Resource for representative nucleotide changes for Nextstrain clades

Hello all,

Firstly, thanks for the contribution to the field with Nextstrain and all the associated resources!

We would like to use Nextstrain resources in our project, and I have been digging into your resources for a while.

However, after spending quite a lot of hours (please excuse me if my words are conceptually not so correct as I’m a newbie in the virus world), I do not seem to understand how I can create a resource that contains all the mutations that each Nextstrain clade contains for SARS-CoV-2. Here I must state that I am not looking for defining mutations like Nextstrain uses for augur clades to define clades on the tree: ncov/defaults/clades.tsv at master · nextstrain/ncov · GitHub.
What I am looking for is a set of all the mutations that each clade contains.
In Nextclade CLI, I came across tree.json for SARS-CoV-2 among dataset files.
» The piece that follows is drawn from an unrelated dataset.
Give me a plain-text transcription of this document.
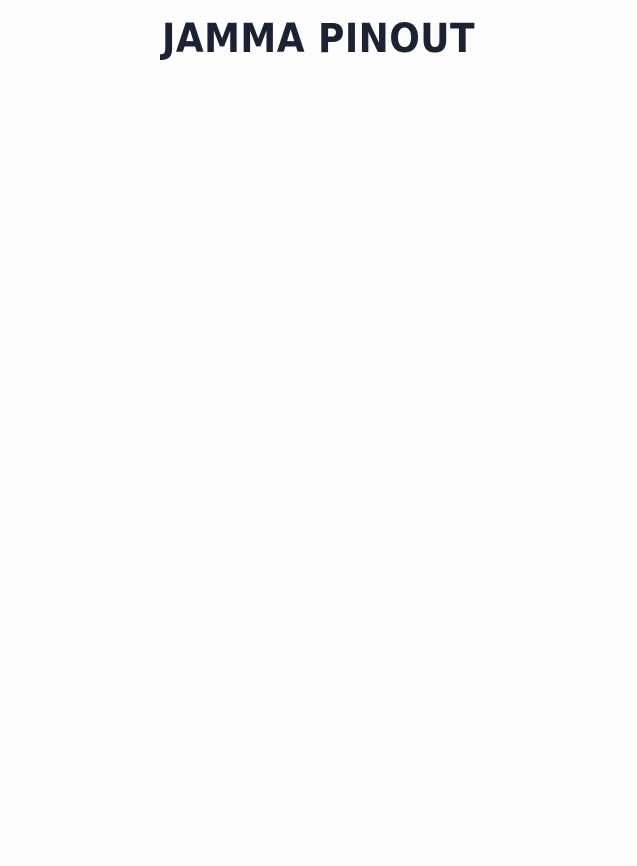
JAMMA PINOUT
It seems to contain all clades with nucleotide changes but I have realized it’s not inclusive enough when I compared individual clades with the mutations shown in covariants.org plus it’s also not the same with what’s offered with clades.tsv.
I have looked up a lot and I did not find a resource that I could extract all mutations for each clade.
I would be very glad if anybody could give me any ideas or some insights on my problem.

Thank you in advance!

To obtain the mutations of a particular clade from the tree.json, you need to accumulate all mutations on the path from the root to the sequence/node of interest. This then includes all mutations and deletion, but not the insertions.

another resource would be the pango-lineage consensus sequences maintained by @corneliusroemer

If you compare these to the reference, you can read off all mutations.